I haven't seen any of your other questions, so I'm sorry if this is repetitive.
A $p$-adic integer $a$ isn't just any string of integers $(a_1,a_2,a_3,\cdots)$. The numbers $a_i$ have to be compatible. Each $a_n$ actually determines the numbers before it, i.e. those $a_i$ where $i<n$.
The $a_i$ are in a way better and better approximations of the $p$-adic number $a$ represented by that infinite vector. By analogy with real numbers, it's like representing $\pi$ by the sequence of rationals $(3,3.1,3.14,3.141,\cdots)$.
For the $p$-adics, we have $a_1 \in \mathbb{Z}/p\mathbb{Z}$. This is the most crude approximation to a $p$-adic integer. A slightly better approximation would be a number $a_2$ in $\mathbb{Z}/p^2 \mathbb{Z}$ that refines the approximation of $a_1$, in the sense that $a_2 \equiv a_1 \text{ mod } p$. Similarly $a_3 \in \mathbb{Z}/p^3\mathbb{Z}$ would be yet another refinement, and would have to satisfy $a_3 \equiv a_2 \text{ mod } p^2$ (then automatically $a_3 \equiv a_1 \text{ mod }p$).
So when someone says $\alpha \equiv 1$ mod $p$, that means the digit $a_1=1$. Whatever the other digits are, they have to be compatible with each other, and especially they all have to be $1$ modulo $p$ to be compatible with $a_1$.
So here are some examples of representations. The number $1\in \mathbb{Z}_p$ would corresponds to $(1,1,1,\cdots)$. The number $p$ would be $(0,p,p,\cdots)$. The number $p^2+p+1$ would be $(1,p+1,p^2+p+1,p^2+p+1,\cdots)$.

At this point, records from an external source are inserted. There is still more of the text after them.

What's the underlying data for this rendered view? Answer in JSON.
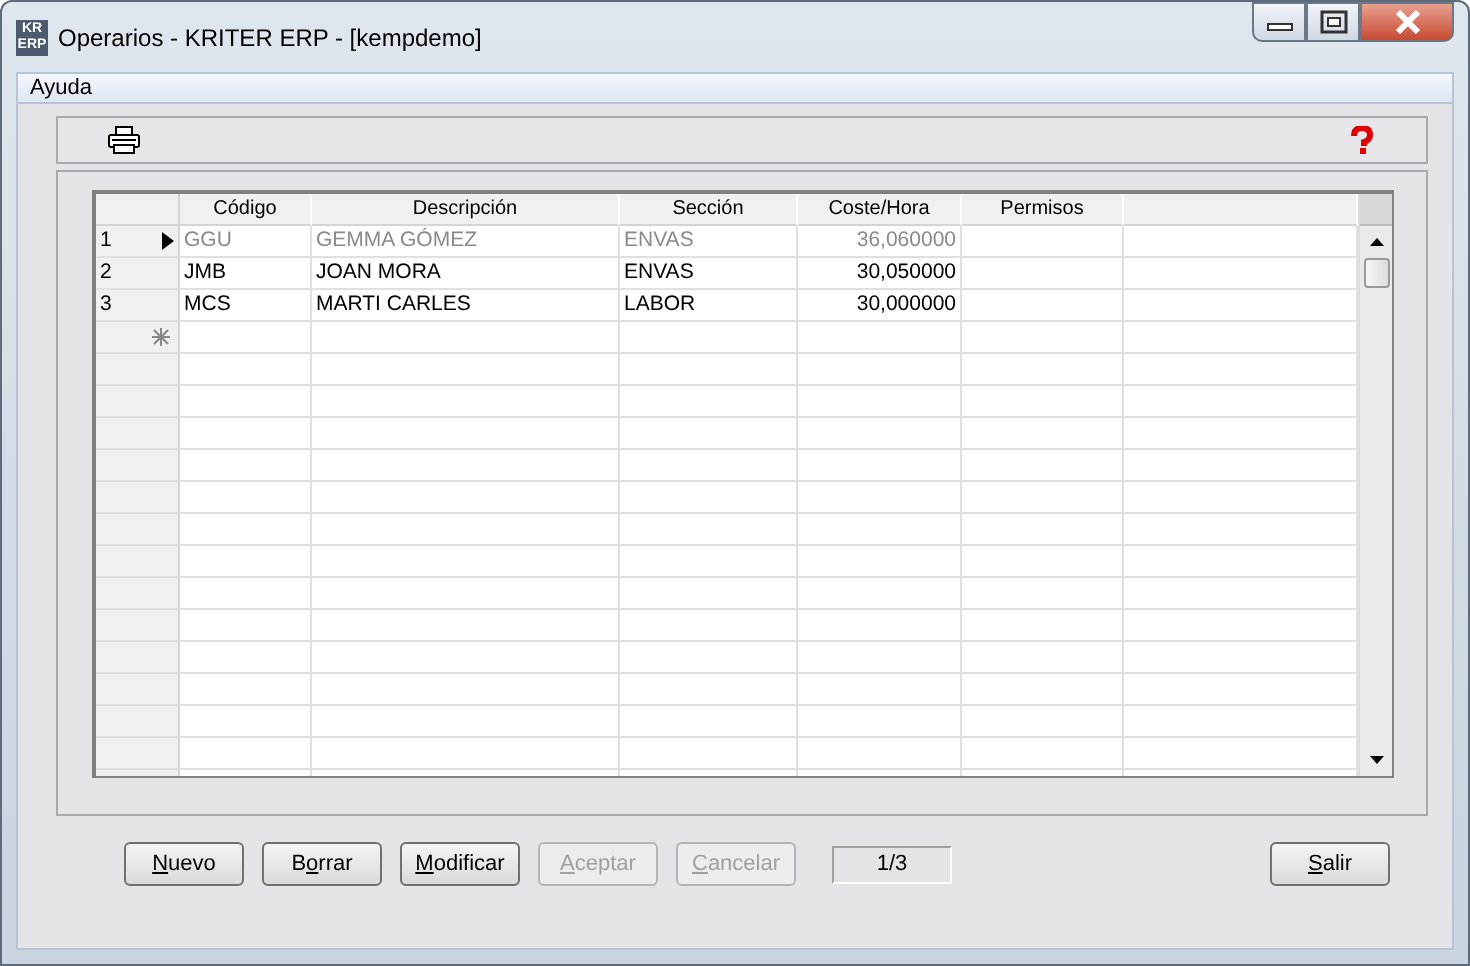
{
  "window": {
    "title": "Operarios - KRITER ERP - [kempdemo]",
    "logo": "KR ERP"
  },
  "menu": [
    "Ayuda"
  ],
  "table": {
    "columns": [
      "Código",
      "Descripción",
      "Sección",
      "Coste/Hora",
      "Permisos"
    ],
    "rows": [
      {
        "number": "1",
        "selected": true,
        "cells": [
          "GGU",
          "GEMMA GÓMEZ",
          "ENVAS",
          "36,060000"
        ]
      },
      {
        "number": "2",
        "selected": false,
        "cells": [
          "JMB",
          "JOAN MORA",
          "ENVAS",
          "30,050000"
        ]
      },
      {
        "number": "3",
        "selected": false,
        "cells": [
          "MCS",
          "MARTI CARLES",
          "LABOR",
          "30,000000"
        ]
      }
    ]
  },
  "buttons": [
    {
      "key": "N",
      "after": "uevo",
      "disabled": false
    },
    {
      "before": "B",
      "key": "o",
      "after": "rrar",
      "disabled": false
    },
    {
      "key": "M",
      "after": "odificar",
      "disabled": false
    },
    {
      "key": "A",
      "after": "ceptar",
      "disabled": true
    },
    {
      "key": "C",
      "after": "ancelar",
      "disabled": true
    }
  ],
  "record_counter": "1/3",
  "exit_button": {
    "key": "S",
    "after": "alir",
    "disabled": false
  }
}
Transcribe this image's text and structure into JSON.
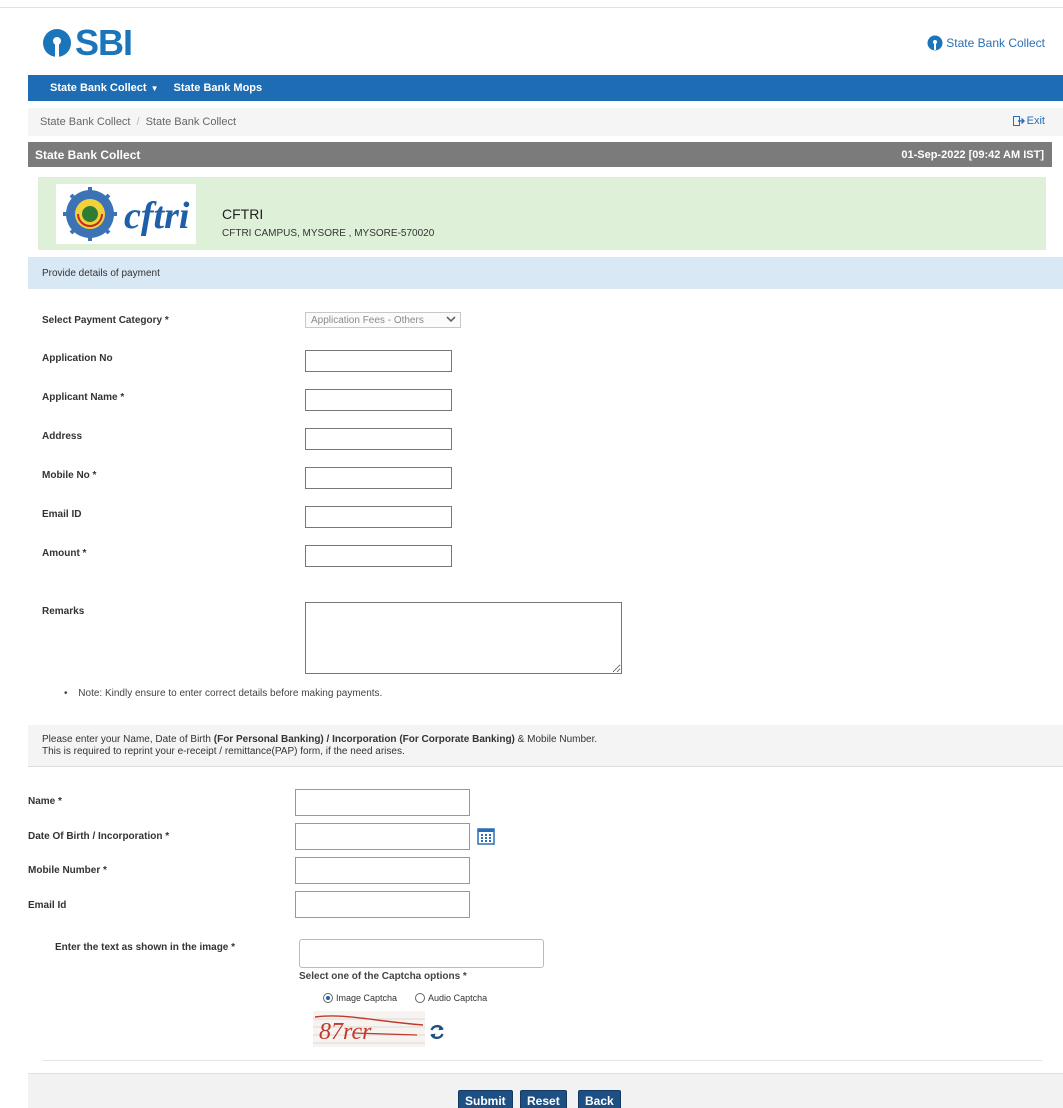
{
  "header": {
    "logo_text": "SBI",
    "brand_right": "State Bank Collect"
  },
  "nav": {
    "items": [
      {
        "label": "State Bank Collect",
        "has_caret": true
      },
      {
        "label": "State Bank Mops",
        "has_caret": false
      }
    ]
  },
  "breadcrumb": {
    "items": [
      "State Bank Collect",
      "State Bank Collect"
    ],
    "exit_label": "Exit"
  },
  "titlebar": {
    "title": "State Bank Collect",
    "timestamp": "01-Sep-2022 [09:42 AM IST]"
  },
  "merchant": {
    "logo_text": "cftri",
    "name": "CFTRI",
    "address": "CFTRI CAMPUS, MYSORE , MYSORE-570020"
  },
  "payment_section": {
    "heading": "Provide details of payment",
    "category_label": "Select Payment Category *",
    "category_value": "Application Fees - Others",
    "fields": [
      {
        "label": "Application No",
        "value": ""
      },
      {
        "label": "Applicant Name *",
        "value": ""
      },
      {
        "label": "Address",
        "value": ""
      },
      {
        "label": "Mobile No *",
        "value": ""
      },
      {
        "label": "Email ID",
        "value": ""
      },
      {
        "label": "Amount *",
        "value": ""
      }
    ],
    "remarks_label": "Remarks",
    "note": "Note: Kindly ensure to enter correct details before making payments."
  },
  "reprint_section": {
    "line1_a": "Please enter your Name, Date of Birth ",
    "line1_b": "(For Personal Banking) / Incorporation (For Corporate Banking)",
    "line1_c": " & Mobile Number.",
    "line2": "This is required to reprint your e-receipt / remittance(PAP) form, if the need arises.",
    "fields": [
      {
        "label": "Name *",
        "value": ""
      },
      {
        "label": "Date Of Birth / Incorporation *",
        "value": ""
      },
      {
        "label": "Mobile Number *",
        "value": ""
      },
      {
        "label": "Email Id",
        "value": ""
      }
    ]
  },
  "captcha": {
    "label": "Enter the text as shown in the image *",
    "value": "",
    "options_label": "Select one of the Captcha options *",
    "option_image": "Image Captcha",
    "option_audio": "Audio Captcha",
    "selected": "image",
    "captcha_text": "87rcr"
  },
  "buttons": {
    "submit": "Submit",
    "reset": "Reset",
    "back": "Back"
  },
  "colors": {
    "primary": "#1e6cb3",
    "title_bar": "#7b7b7b",
    "merchant_bg": "#dff0d8",
    "section_bg": "#d9e8f5"
  }
}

I find it generally much more convenient to work with the base $p$ representation of $p$-adic numbers. Just like any real number can be written as a (possibly) infinite sum of powers of 10, a $p$-adic number can be written as a possibly infinite sum of powers of $p$, except that in this case it's the positive powers that are allowed to go to infinity, since higher powers of $p$ are smaller in the $p$-adic norm. This means we can represent a $p$-adic number in $\mathbb{Q}_p$ as a sequence of base-$p$ digits that are possibly infinite to the left of the decimal point:
$$ (\cdots b_3 b_2 b_1 b_0.b_{-1} b_{-2} \cdots b_{-n})_p = \sum_{k=-n}^\infty b_k p^k.$$
The integers $\mathbb{Z}_p$ are exactly the ones that don't have digits to the right of the decimal point:
$$ (\cdots b_3 b_2 b_1 b_0)_p = \sum_{k=0}^\infty b_k p^k \in \mathbb{Z}_p.$$
One advantage of this notation is that a normal integer is represented in the ordinary way in base $p$. So for example $51$ as an element of $\mathbb{Z}_5$ in the form above is $(201)_5$, same as its base-$5$ representation.
The relation between the two notations is:
$$a_1 = b_0,\ a_2 = pb_1 +b_0,\ a_3 = p^2 b_2 + p b_1 + b_0 ,\cdots.$$
In other words $a_k$ corresponds to the $k$ most significant digits of the base-$p$ representation.
You can then see that for example $1\in \mathbb{Z}_p$ in vector form will just have $a_k=1$ for all $k$, because the $k$ most significant digits of $1$ in base $p$ will just be 1 again.